Grade 3 students practice conflict-resolution steps, assertive communication, problem sizing, safe solutions, and reflection through realistic stations.

Unit Plan 30 (Grade 3 Counselor): Problem-Solving Practice Stations

Focus: Give students repeated practice applying conflict-resolution steps through realistic Grade 3 practice stations. Stations may include role-play cards, solution sorting, group-decision challenges, and assertive communication scripts. Students practice sizing the problem, calming down, naming choices, choosing a safe solution, and reflecting on whether the solution worked.

Grade Level: 3

Subject Area: School Counseling (Problem-SolvingConflict ResolutionAssertive Communication)

Total Unit Duration: 1–2 weeks, 30 minutes per session


I. Introduction

This Grade 3 counseling lesson gives students structured practice using the problem-solving and conflict-resolution skills they have learned throughout the year.

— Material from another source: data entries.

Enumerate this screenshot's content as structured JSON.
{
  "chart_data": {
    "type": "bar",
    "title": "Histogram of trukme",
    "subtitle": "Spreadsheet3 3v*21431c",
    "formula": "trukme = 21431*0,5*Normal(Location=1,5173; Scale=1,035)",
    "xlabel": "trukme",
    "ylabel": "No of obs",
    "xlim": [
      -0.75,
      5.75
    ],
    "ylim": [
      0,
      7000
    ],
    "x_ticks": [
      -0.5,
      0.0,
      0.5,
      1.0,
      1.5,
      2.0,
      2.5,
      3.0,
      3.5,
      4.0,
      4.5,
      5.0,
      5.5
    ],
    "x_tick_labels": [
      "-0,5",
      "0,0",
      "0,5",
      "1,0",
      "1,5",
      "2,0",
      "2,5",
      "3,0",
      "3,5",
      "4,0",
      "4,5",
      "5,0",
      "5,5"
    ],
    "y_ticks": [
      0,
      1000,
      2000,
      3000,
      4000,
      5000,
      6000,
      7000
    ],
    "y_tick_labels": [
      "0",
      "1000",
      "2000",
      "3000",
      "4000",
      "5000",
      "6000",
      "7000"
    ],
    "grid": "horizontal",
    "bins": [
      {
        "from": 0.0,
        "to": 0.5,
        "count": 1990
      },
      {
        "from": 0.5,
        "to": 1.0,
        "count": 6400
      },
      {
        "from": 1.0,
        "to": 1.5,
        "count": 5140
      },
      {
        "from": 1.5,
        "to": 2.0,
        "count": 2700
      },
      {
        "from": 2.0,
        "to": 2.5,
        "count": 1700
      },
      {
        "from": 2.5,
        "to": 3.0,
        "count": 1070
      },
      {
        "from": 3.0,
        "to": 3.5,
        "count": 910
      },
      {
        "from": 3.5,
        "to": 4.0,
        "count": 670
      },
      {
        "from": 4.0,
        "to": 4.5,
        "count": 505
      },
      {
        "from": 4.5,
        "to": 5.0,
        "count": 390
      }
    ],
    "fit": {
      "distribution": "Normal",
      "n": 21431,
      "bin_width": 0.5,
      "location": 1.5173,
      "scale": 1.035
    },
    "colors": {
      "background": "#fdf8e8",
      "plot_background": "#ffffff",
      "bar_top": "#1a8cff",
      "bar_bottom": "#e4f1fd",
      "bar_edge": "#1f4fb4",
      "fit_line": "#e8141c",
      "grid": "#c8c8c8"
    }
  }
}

Students review how to size a problem, pause, calm down, name the problem, consider choices, choose a safe solution, try it, and reflect on the result. The counselor emphasizes that strong problem-solvers do not just know the steps; they practice using them in real situations.

Students rotate through practice stations based on common Grade 3 conflicts, such as disagreements during recess, unfair group roles, interrupting, teasing, materials conflicts, exclusion, line problems, or repeated peer issues. At each station, students decide whether the problem is small, medium, or big, choose respectful words or actions, and explain when adult help may be needed. The goal is for students to build confidence using safe, respectful problem-solving choices before conflicts happen.

Essential Questions

  • How can students decide whether a problem is small, medium, or big?
  • What steps help students solve problems safely and respectfully?
  • How can assertive words, compromise, turn-taking, walking away, or adult help support conflict resolution?
  • Why is it important to reflect on whether a solution worked?

II. Objectives and Standards

Learning Objectives — Students will be able to:

  1. Identify common school problems and determine whether they are small, medium, or big.
  2. Apply problem-solving steps: pause, calm down, name the problem, consider choices, choose a safe solution, try it, and reflect.
  3. Use respectful conflict-resolution strategies, including assertive communication, compromise, turn-taking, walking away, or adult help.
  4. Practice choosing safe solutions through stations, role-play cards, sorting tasks, and group-decision challenges.
  5. Explain when adult help is needed because a problem is unsafe, repeated, hurtful, or too big to handle alone.
  6. (Optional Session) Strengthen problem-solving fluency through additional stations and reflection practice.

Standards Alignment — Grade 3 (ASCA-based Custom)

  • C:S4.3a — Identify Problems and Their Size
    • Recognize common school problems and decide whether they are small, medium, or big problems requiring different levels of support.
    • Example: A student identifies losing a pencil as a small problem, repeated teasing as a bigger problem, and someone getting hurt as a problem needing adult help right away.
  • C:S4.3b — Use Problem-Solving Steps
    • Use steps such as pause, calm down, name the problem, consider choices, choose a safe solution, try it, and reflect on the result.
    • Example: A student says, “The problem is we both want to lead the game. We could take turns or vote.”
  • C:S4.3c — Resolve Conflicts Safely and Respectfully
    • Use respectful words, compromise, turn-taking, assertive communication, walking away, or adult help to resolve conflict without unsafe or hurtful behavior.
    • Example: A student says, “Please stop calling me that. I do not like it,” and gets adult help if the behavior continues.

Success Criteria — Student Language

  • I can decide if a problem is small, medium, or big.
  • I can pause and calm down before solving a conflict.
  • I can name the problem clearly.
  • I can think of more than one choice.
  • I can choose a safe and respectful solution.
  • I can reflect on whether the solution worked or whether I need more help.